きちんと3秒「歩く」の後、「休む」に切り替わるはずです。
アニメーション遷移に関する詳しい説明は、Unity公式マニュアルをご覧ください。
Make Transitionで作った線の消し方
Make Transitionで設定した状態遷移の線はDeleteキーなどでは消せません。
Inspectorウインドウから消去できます。
実際の例(Walk -> Breakの線を消す場合)
①Animatorタブで消去したい状態遷移線を選択します。
②InspectorウインドウのTransitions項目にある該当の-ボタンをクリックします。
【動画】での解説はこちら
動画での解説も用意しました。(個人的には動画解説は嫌いですが…)
さらに詳しく…
わたしはアニメーション設定で一つ気になった点がありました。
最初から設定されていた EntryからWalkへの遷移部分です。
これは
開始 → 歩く
という意味だと思いますが、「歩く」で終わっているのに、「歩く」アニメーションはずっとループしていました。
しかし、WalkからBreakへの遷移を設定したとき
EntryからWalkでは、Walkがループしてずっと歩いているアニメだったのに対し、同じような一方向のWalkからBreakは休むアニメが1回で終わっていました。
調べてみるとMotion項目で設定したアニメーションの種類には、ループするか1回だけのMotionかを設定している項目がありました。
以下は、AnimatorタブのWalkを選択してMotion項目をクリックした例です。
下のAssetsウインドウに該当のMotion項目の詳細が指し示されるようになっています。
指し示された再生ボタンのようなアイコンをクリックします。
するとInspectorウインドウにMotionの詳細が表示されます。Loop Timeという項目に注目してください。
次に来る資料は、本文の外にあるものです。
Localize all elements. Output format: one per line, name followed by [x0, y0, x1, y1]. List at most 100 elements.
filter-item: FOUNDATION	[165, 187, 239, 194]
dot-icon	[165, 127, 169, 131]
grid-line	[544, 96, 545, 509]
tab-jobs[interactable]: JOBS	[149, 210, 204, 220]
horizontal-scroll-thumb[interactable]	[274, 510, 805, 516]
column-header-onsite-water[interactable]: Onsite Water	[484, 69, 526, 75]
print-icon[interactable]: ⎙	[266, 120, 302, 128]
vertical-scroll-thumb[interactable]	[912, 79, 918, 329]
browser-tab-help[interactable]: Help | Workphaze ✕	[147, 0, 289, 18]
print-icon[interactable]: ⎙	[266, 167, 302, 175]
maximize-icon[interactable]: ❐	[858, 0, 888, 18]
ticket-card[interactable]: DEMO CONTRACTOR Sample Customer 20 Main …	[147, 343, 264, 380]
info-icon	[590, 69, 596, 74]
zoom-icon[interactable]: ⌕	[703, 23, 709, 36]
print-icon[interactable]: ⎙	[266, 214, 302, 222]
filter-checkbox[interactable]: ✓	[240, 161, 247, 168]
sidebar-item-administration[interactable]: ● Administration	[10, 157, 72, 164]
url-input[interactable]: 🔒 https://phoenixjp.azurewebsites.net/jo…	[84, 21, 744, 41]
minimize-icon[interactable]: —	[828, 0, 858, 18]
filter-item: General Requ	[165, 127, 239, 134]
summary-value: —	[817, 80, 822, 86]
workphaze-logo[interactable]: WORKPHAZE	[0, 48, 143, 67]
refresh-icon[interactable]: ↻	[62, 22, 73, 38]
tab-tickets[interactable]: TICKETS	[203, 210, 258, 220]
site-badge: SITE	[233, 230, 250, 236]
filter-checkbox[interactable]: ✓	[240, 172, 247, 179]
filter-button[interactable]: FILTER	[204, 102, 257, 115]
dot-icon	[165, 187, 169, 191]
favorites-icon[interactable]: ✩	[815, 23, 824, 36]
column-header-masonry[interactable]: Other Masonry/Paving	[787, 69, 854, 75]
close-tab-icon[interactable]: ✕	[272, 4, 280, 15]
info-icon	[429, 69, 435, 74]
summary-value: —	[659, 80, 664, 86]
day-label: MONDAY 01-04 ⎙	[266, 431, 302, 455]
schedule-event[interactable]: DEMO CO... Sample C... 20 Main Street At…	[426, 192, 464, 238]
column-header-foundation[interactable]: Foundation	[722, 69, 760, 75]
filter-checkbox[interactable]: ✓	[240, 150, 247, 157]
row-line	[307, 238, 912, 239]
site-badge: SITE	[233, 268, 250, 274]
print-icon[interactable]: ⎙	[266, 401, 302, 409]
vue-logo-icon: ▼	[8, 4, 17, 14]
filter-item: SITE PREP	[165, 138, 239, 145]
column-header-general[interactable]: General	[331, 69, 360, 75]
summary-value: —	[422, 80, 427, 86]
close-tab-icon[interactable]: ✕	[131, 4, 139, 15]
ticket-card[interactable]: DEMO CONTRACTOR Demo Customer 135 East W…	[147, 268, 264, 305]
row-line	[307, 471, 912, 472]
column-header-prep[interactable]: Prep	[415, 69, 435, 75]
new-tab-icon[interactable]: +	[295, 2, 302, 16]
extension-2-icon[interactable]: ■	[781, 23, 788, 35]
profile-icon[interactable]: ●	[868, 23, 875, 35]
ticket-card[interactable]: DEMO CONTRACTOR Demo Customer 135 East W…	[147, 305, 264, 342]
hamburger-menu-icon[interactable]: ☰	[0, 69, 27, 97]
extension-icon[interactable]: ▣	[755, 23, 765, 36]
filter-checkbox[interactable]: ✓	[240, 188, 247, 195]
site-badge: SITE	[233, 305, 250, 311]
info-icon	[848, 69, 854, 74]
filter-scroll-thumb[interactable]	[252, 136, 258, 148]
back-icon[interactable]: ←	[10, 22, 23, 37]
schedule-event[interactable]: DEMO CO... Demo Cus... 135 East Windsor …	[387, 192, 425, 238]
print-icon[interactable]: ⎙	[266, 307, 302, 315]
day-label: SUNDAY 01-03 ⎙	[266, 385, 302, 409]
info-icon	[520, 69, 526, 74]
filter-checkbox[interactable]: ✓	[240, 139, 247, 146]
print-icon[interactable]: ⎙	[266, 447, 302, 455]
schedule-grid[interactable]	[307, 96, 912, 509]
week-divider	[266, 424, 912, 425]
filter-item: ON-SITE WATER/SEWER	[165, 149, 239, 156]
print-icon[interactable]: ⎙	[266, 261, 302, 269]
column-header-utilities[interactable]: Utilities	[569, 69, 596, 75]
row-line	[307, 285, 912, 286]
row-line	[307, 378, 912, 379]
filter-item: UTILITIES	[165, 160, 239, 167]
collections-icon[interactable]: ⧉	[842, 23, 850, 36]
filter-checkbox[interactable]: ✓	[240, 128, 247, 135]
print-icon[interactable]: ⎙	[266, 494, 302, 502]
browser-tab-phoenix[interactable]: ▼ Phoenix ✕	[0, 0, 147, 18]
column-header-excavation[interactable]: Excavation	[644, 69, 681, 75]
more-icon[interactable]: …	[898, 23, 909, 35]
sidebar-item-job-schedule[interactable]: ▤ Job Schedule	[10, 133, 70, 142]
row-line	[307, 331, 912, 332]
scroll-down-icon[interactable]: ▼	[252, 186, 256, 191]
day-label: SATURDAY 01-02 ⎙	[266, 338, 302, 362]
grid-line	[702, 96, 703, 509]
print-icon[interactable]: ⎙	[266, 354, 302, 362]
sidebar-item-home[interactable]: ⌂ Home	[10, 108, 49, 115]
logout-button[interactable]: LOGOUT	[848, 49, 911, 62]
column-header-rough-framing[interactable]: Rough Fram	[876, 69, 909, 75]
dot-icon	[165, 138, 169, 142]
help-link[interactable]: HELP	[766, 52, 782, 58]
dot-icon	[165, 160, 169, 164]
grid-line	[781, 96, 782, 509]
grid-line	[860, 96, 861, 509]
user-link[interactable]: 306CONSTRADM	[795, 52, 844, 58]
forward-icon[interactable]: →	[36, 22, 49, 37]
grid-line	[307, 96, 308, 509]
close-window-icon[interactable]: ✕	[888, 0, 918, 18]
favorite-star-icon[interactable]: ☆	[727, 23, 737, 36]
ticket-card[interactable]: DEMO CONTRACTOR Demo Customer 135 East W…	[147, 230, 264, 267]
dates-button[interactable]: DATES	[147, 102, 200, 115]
Walkに設定したFreeVoxelGirl-walkというMotionには、Loop Time項目にチェックが入っていました。この項目にチェックが入っているとそのアニメはループ再生となるようです。
Breakに設定したFreeVoxelGirl-loseでは、このLoop Timeのチェックがありませんでした。
ちなみに上記ウインドウが薄く表示されているのは通常編集できないためです。
右上のEdit…ボタンで編集は可能ですが、書き換えることになるため、注意が必要です。
キャラがアニメーションするとなんだか楽しいですよね。
以上、Unity:AnimatorControllerの基本とアニメーション遷移の方法でした。